AT&T, perhaps noticing that it is once again falling behind the game, says that it and The Chernin Group plan to invest $500 million to create a new venture that will acquire, invest in and launch a new video services venture, which at least for now is going by the sobriquet of OTT -- or, Over the Top video.
The companies said the goal of the venture will be to invest in both ad-supported and subscription-based video on demand channels as well as streaming services. The idea is to launch new Internet-video services, rather than deliver a “virtual pay-TV” service that would be designed to compete with traditional cable or satellite TV, an AT&T rep was reported to have said.

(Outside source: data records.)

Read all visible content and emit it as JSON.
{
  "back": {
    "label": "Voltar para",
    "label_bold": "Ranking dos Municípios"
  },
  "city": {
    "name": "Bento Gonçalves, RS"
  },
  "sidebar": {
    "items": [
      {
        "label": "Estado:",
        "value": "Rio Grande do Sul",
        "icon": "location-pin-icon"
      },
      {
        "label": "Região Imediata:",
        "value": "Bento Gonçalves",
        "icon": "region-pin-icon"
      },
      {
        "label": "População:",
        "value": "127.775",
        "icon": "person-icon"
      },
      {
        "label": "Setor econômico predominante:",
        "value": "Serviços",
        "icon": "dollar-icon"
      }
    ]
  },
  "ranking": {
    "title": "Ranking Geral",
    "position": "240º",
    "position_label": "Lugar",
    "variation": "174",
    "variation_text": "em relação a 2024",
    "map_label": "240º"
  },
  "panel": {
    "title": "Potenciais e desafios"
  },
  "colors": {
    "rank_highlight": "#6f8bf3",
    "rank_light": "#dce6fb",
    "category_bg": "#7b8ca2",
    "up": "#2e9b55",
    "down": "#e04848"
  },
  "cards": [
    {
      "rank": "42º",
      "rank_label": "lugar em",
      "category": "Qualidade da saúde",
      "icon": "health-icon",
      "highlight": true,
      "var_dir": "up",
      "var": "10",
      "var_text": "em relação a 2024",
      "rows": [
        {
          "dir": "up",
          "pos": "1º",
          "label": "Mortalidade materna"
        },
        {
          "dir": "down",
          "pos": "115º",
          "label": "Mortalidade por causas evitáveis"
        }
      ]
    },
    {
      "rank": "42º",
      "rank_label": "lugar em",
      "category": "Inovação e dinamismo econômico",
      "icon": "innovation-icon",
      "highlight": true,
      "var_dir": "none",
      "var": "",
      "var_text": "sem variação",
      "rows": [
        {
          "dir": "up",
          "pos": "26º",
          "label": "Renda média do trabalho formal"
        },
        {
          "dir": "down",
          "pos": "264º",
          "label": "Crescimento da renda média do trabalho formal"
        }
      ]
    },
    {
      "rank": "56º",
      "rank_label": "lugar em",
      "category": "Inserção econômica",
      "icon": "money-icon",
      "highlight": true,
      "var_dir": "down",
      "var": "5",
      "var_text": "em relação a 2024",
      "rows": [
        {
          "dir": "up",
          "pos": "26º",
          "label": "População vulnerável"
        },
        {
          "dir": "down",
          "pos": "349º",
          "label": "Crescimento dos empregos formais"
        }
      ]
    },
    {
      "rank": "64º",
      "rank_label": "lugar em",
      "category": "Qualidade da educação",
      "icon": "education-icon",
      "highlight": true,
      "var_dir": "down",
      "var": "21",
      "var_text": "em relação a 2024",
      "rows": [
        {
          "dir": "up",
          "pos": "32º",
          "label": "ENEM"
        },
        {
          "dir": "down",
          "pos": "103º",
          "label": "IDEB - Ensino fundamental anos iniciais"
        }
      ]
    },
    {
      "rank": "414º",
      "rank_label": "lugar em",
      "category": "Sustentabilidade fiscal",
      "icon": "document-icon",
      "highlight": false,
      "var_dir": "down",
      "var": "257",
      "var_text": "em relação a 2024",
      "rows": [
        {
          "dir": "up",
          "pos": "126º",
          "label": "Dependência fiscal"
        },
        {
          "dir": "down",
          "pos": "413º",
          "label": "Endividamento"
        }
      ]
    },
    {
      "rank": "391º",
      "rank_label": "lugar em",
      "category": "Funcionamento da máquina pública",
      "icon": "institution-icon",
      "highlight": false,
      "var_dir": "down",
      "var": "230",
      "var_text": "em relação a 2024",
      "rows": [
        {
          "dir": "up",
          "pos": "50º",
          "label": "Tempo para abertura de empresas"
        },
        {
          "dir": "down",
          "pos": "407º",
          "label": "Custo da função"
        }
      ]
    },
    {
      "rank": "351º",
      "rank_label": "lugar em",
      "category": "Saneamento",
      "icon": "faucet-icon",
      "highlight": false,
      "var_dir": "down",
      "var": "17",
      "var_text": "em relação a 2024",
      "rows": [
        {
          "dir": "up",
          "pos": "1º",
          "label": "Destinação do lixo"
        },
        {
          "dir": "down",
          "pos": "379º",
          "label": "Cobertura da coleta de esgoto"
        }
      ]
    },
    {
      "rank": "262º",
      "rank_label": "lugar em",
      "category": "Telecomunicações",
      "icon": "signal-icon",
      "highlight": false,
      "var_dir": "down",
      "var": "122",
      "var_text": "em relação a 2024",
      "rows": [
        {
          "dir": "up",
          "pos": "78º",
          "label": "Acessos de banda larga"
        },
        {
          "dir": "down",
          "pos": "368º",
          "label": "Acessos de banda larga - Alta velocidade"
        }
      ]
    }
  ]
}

AT&T did not bother to post information about the venture in its media relations section, where the last posting at 3 p.m. ET today was dated March 5, not exactly over-the-top public relations hustling.

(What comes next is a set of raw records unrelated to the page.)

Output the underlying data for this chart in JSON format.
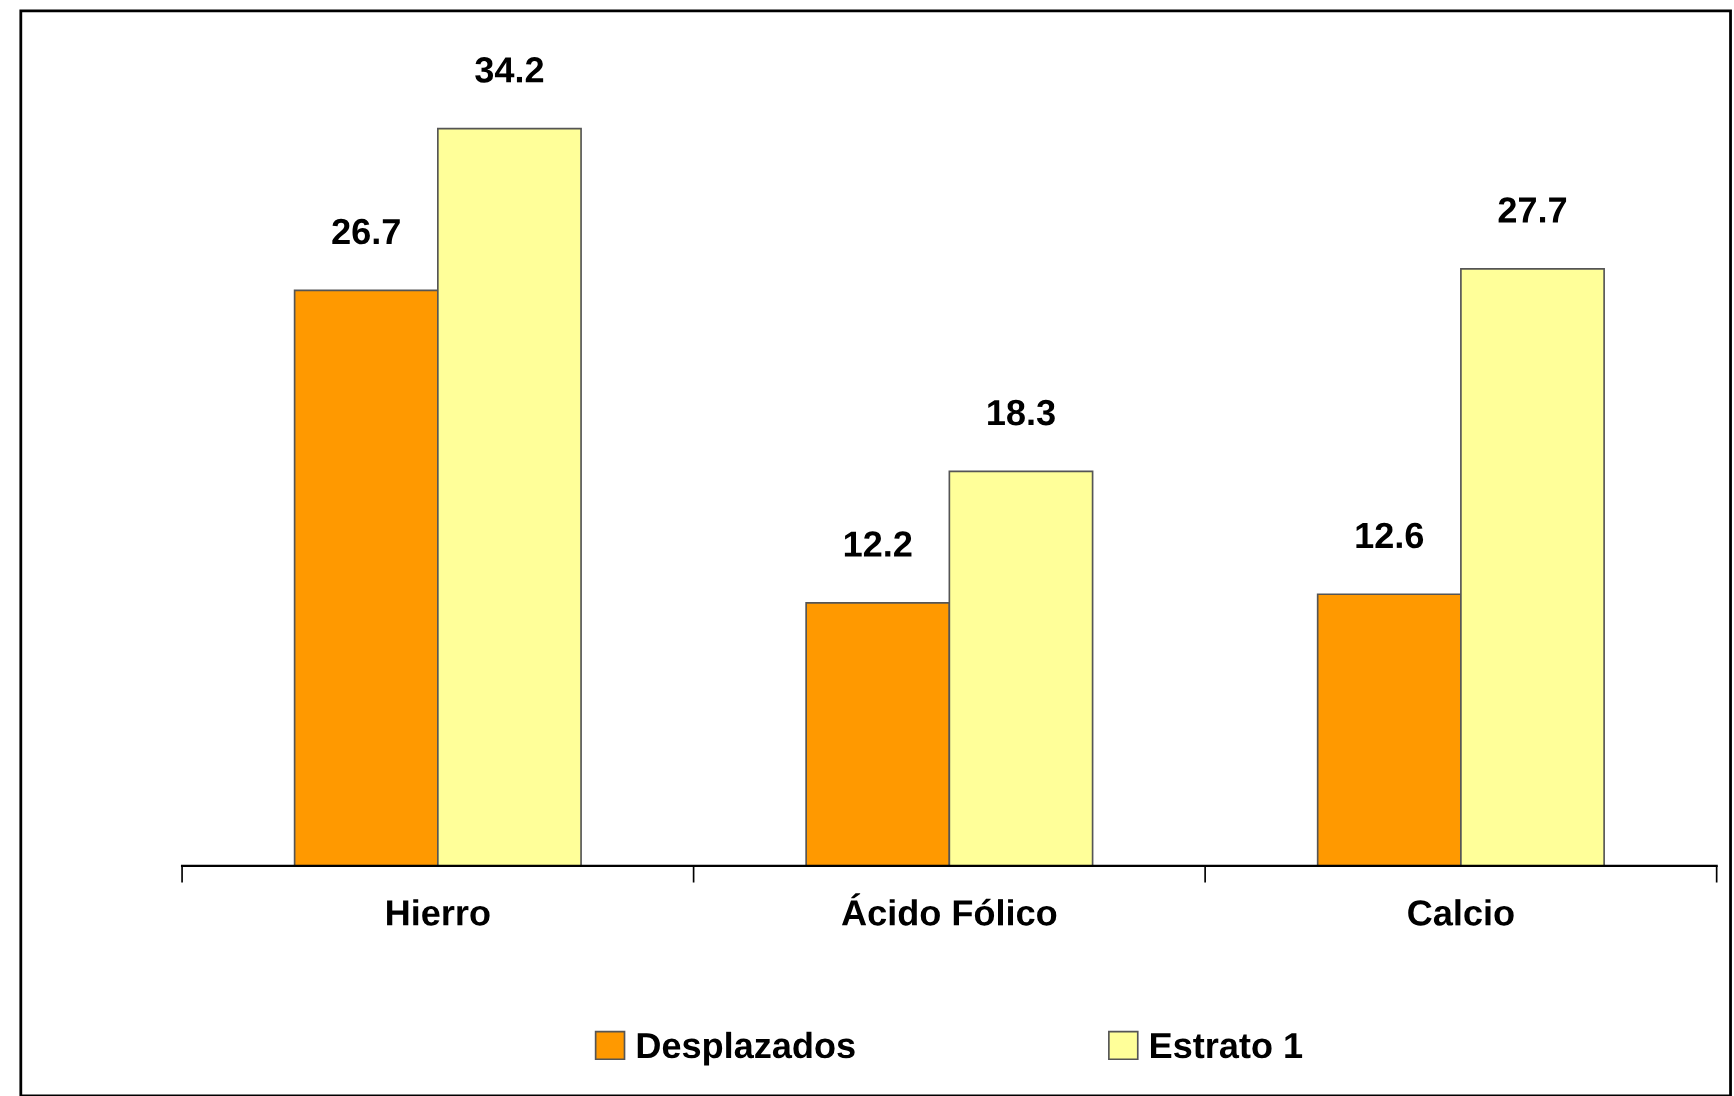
{
  "chart_data": {
    "type": "bar",
    "categories": [
      "Hierro",
      "Ácido Fólico",
      "Calcio"
    ],
    "series": [
      {
        "name": "Desplazados",
        "color": "#ff9900",
        "values": [
          26.7,
          12.2,
          12.6
        ]
      },
      {
        "name": "Estrato 1",
        "color": "#ffff99",
        "values": [
          34.2,
          18.3,
          27.7
        ]
      }
    ],
    "data_labels": true,
    "legend": "bottom",
    "grid": false
  }
}
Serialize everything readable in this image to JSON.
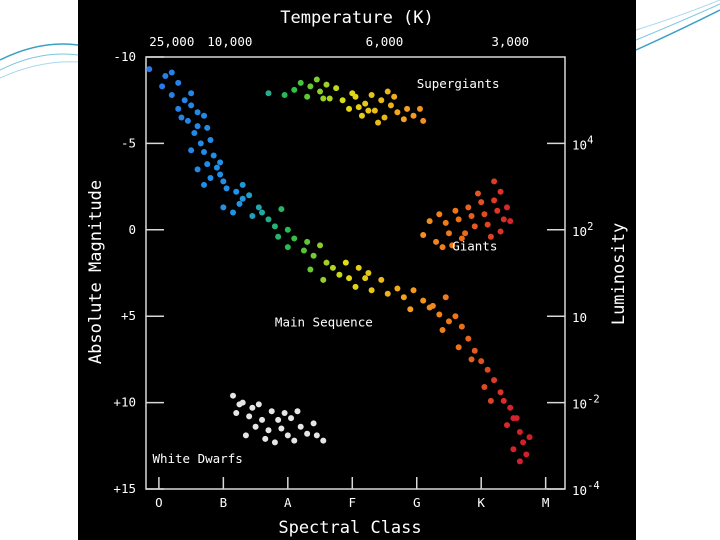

Not much else is known about the venture, except that it will include Chernin's majority stake in Crunchyroll, a subscription VOD service focused on anime content.

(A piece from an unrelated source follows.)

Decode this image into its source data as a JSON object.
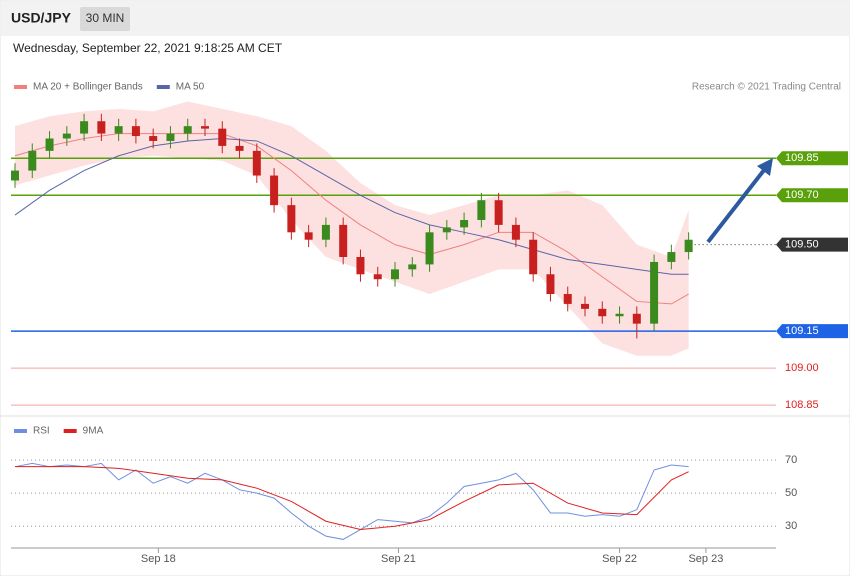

The timing was ironic in that it came on the same day that Netflix called out AT&T for offering subpar video streaming, even slower in some cases than the outmoded DSL service still offered in some parts of the country.
Netflix said AT&T provided an average speed in March of 1.73 megabits a second for Netflix’s service on fiber-based connections, trailing CenturyLink Inc. and Windstream Holdings Inc., which use older DSL lines, Netflix said.
If AT&T wanted to serve its customers better, it could do so with a free direct hook-up to Netflix, the company said.
“AT&T customers expect a good quality Netflix experience given how much they pay AT&T for their Internet service,” Netflix said in its earnings report.